Appearing in Court as a Witness

As a victim of crime, you do not have any official responsibilities during court appearances unless you are testifying. Your victim service worker or Crown counsel will do their best to inform you about details of court proceedings and to answer any of your questions. If you are not providing witness testimony, you may choose to watch some or all of the trial.

Pre-Trial Appearances

Several court appearances, called pre-trial appearances or interim hearings, may occur before the accused goes to trial. If the accused states (pleads) that they are guilty of committing the crime, the case will not need to proceed to trial and they may be given a sentence. Visit Court Appearances Before the Trial for more information.

Testifying in Court

Testifying in court can be stressful and scary. But it does not have to be. By preparing for court, you will better understand your responsibilities and what you can expect to take place during the trial. Visit Testifying in Court for more information. 

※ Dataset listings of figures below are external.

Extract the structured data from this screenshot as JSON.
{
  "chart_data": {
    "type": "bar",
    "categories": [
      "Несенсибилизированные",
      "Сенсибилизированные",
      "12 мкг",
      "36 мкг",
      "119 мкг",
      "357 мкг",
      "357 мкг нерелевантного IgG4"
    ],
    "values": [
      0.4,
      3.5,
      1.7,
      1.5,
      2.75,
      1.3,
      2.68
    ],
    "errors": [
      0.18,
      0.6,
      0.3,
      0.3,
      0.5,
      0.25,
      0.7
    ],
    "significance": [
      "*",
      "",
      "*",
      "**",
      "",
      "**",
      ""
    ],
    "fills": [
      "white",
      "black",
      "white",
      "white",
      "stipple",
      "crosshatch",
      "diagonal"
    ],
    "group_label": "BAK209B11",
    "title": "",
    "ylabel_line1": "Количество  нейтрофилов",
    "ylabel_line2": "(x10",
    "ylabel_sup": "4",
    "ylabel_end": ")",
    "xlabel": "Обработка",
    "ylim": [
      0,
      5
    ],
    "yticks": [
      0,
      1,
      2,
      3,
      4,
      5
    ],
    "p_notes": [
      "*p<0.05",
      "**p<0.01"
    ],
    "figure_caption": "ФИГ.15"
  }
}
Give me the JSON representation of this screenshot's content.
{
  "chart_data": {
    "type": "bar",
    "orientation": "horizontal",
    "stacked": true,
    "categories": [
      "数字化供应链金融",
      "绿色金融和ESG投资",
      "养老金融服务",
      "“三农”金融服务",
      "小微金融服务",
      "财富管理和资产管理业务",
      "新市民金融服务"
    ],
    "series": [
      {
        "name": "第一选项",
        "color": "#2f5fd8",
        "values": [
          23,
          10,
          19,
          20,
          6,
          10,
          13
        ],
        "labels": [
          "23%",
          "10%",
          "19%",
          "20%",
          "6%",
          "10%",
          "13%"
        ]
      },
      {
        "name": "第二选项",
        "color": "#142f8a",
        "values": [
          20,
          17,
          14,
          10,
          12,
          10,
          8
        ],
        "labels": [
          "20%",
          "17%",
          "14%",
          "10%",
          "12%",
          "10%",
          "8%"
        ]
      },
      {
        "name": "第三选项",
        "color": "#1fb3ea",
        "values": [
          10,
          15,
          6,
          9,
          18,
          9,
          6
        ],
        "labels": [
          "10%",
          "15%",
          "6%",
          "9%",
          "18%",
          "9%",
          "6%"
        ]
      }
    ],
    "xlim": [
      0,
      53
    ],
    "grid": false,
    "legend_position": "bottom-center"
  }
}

For more information, including tips about how to prepare for court, visit Preparing for Court.

Testimonial Accommodation

Testimonial accommodations are special steps taken to support victims or witnesses during their testimony in court. Except in special circumstances, a witness will be expected to give their evidence with the accused present in the courtroom. However, if the witness is a child, vulnerable or traumatized as a result of the crime or physically or mentally disabled, Crown counsel may request a testimonial accommodation. For example, the witness may be allowed to testify from behind a screen. 

Court Support for Victims

If you are a victim of crime, resources are available to support you while you are in court. A victim service worker can help you understand what is happening during the court proceedings and provide you with support throughout the court process. They will let you know what to expect and can also attend court with you. You can contact a victim service worker by calling VictimLinkBC.

Arriving at the Courthouse

You may be attending court to watch or you may have been requested to testify as a witness.

If you have been requested to testify as a witness by Crown counsel, on the day of the trial, please go to the Crown counsel reception desk with your letter requesting that you attend court. They will direct you to the courtroom where your case will be held. They will also let you know where you can wait prior to being called to testify. 

At the beginning of the trial, all witnesses will be asked to leave the courtroom until it is their turn to testify. This is so the witnesses tell their stories independently and are not influenced by what other witnesses say in court.